I compare the menopause to the game Whack-a-Mole – every time a symptom vanishes another pops up in its place. It’s endless and it can be exhausting. The following are symptoms commonly associated with menopause. Every woman goes through menopause in a unique way and may not experience all (or any) of these. 
 
Hot flushes and night sweats
The symptom most associated with menopause and the one which affects approximately 75% of women. A hot flush can be mild – a bit hot and sweaty, to severe – your clothes and hair stuck to you like you’ve been standing in heavy rain. Night sweats can be horrendous, soaking you, the bedding and the bed. 
 
Mood swings, increased irritability and anxiety
Menopausal mood swings can be much more severe than PMS. Hormonal fluctuations also cause increased irritability but both mood and irritability are not helped by other symptoms that leave you feeling uncomfortable and exhausted.   A third of women experience anxiety as part of their menopause and it can be terrifying.
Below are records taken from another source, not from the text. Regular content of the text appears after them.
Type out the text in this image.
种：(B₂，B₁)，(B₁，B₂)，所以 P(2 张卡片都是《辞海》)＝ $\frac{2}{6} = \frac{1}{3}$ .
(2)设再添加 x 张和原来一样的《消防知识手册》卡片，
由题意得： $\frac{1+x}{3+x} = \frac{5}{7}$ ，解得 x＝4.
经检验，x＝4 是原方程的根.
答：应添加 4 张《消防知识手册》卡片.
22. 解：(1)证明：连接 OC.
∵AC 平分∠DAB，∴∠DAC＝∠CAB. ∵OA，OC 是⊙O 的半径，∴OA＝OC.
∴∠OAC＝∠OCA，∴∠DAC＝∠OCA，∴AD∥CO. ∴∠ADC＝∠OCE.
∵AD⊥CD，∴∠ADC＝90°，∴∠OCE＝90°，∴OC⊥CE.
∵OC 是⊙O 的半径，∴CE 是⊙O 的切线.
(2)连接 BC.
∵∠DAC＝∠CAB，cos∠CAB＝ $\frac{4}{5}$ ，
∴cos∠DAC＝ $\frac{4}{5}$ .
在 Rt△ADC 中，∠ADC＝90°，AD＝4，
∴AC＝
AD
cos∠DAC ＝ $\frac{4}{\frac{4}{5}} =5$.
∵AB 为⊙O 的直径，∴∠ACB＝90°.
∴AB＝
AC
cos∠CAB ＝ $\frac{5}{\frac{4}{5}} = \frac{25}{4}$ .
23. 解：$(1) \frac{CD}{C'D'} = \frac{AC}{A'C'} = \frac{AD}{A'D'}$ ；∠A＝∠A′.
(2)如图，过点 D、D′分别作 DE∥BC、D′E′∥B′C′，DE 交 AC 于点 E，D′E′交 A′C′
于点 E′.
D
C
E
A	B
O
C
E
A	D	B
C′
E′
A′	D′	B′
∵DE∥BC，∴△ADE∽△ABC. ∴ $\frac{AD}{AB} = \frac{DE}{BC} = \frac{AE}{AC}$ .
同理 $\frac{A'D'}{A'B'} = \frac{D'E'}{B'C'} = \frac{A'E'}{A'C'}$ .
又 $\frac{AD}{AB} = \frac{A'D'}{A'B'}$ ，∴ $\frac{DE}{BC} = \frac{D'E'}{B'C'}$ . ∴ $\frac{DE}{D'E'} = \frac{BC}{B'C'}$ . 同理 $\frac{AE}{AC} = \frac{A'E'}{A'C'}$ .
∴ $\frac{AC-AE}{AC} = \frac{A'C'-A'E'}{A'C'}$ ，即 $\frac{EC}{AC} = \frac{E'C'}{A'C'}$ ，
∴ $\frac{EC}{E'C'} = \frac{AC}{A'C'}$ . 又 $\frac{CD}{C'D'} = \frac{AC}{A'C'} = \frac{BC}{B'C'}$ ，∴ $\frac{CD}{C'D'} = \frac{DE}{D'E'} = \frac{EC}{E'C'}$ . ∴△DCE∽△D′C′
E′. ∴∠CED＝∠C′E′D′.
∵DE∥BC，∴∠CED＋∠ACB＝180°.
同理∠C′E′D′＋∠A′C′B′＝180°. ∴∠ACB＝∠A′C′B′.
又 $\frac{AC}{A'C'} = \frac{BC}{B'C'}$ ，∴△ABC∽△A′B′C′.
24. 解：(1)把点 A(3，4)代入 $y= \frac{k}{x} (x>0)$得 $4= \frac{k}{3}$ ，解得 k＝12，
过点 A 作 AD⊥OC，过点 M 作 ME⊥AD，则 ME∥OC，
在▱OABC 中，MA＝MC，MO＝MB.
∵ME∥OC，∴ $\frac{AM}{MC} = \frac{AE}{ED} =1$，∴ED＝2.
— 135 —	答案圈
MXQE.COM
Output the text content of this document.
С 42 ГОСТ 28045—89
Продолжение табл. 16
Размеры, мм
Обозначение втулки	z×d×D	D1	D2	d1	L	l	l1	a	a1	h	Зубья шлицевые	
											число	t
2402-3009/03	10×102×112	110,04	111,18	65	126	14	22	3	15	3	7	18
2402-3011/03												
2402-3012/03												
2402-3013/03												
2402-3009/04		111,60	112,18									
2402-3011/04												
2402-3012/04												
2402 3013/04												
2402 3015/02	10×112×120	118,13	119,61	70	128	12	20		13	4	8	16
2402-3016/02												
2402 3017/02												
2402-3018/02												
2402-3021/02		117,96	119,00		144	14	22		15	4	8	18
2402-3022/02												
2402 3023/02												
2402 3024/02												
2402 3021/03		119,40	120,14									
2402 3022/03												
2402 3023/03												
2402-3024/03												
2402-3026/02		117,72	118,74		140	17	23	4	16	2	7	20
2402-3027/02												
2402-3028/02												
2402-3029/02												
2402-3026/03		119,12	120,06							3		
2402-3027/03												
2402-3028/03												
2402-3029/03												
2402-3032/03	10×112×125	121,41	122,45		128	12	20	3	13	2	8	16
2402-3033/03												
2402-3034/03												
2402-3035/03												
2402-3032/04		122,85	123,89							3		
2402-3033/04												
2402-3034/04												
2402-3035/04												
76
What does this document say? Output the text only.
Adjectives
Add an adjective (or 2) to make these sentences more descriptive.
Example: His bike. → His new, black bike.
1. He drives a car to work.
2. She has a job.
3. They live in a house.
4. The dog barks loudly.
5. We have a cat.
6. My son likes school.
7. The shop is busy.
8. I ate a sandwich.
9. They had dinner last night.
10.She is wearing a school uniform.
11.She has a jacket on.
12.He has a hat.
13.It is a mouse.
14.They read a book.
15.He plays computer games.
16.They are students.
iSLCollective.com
Menopausal women are actually more susceptible to panic attacks than almost anyone else. Speaking to a medical professional is vital when dealing with anxiety and/or panic attacks.   
 
Headaches and digestive Issues
Frequent and severe headaches and migraine can affect many women.  As for digestive issues, the indignity never ends. Prepare yourself to experience symptoms such as bloating, indigestion, constipation, diarrhoea, cramps or flatulence. 
 
Body changes
In my house the menopause is called ‘reverse puberty’ and just like adolescence a menopausal woman experiences physical changes. Weight gain is probably the most well known and it’s often accompanied by a change in body shape. Then there’s joint pain, muscle tension, gum problems and a bad taste in the mouth. Other physical problems include itchy skin, hair loss, dizzy spells and vertigo, and rather unsurprisingly, extreme fatigue. 
 
Menopause brain
For many women one of the first signs of menopause is ‘brain fog’ – an inability to concentrate and memory lapses. Many women suffer from insomnia and disturbed sleep which does not help improve focus.
 
Osteoporosis
Bone density can drop by up to 20 per cent after the menopause, which puts you at risk of osteoporosis. Be sure to look after your bones with a healthy balanced diet and calcium supplements.
 
Depression
Given the physical, mental and emotional challenges presented by ‘the change’ it’s unsurprising that depression is four times more likely to affect women of a menopausal age as opposed to women under 45. 
 
Treatments
Because no two women experience menopause the same way it’s tricky to treat. HRT (Hormone Replacement Therapy) is the best available treatment to alleviate symptoms. Many women are wary about HRT and unduly suffer as a result, but the most recent evidence suggests the benefits of HRT outweigh the risks.  Make an appointment with your GP just to discuss your concerns. Some women are unable to avail themselves of HRT for medical reasons.  There are alternative therapies available that doctors can prescribe. There’s also a variety of products available in health shops including herbal remedies such as Evening Primrose Oil, Black Cohosh, Angelica, Ginseng and St. John’s Wort.  Some people swear by herbal remedies and vitamin supplements. If you are taking any other medication do check with your doctor to be sure that herbal supplements won’t interfere with it, or more importantly, that the combination isn’t dangerous.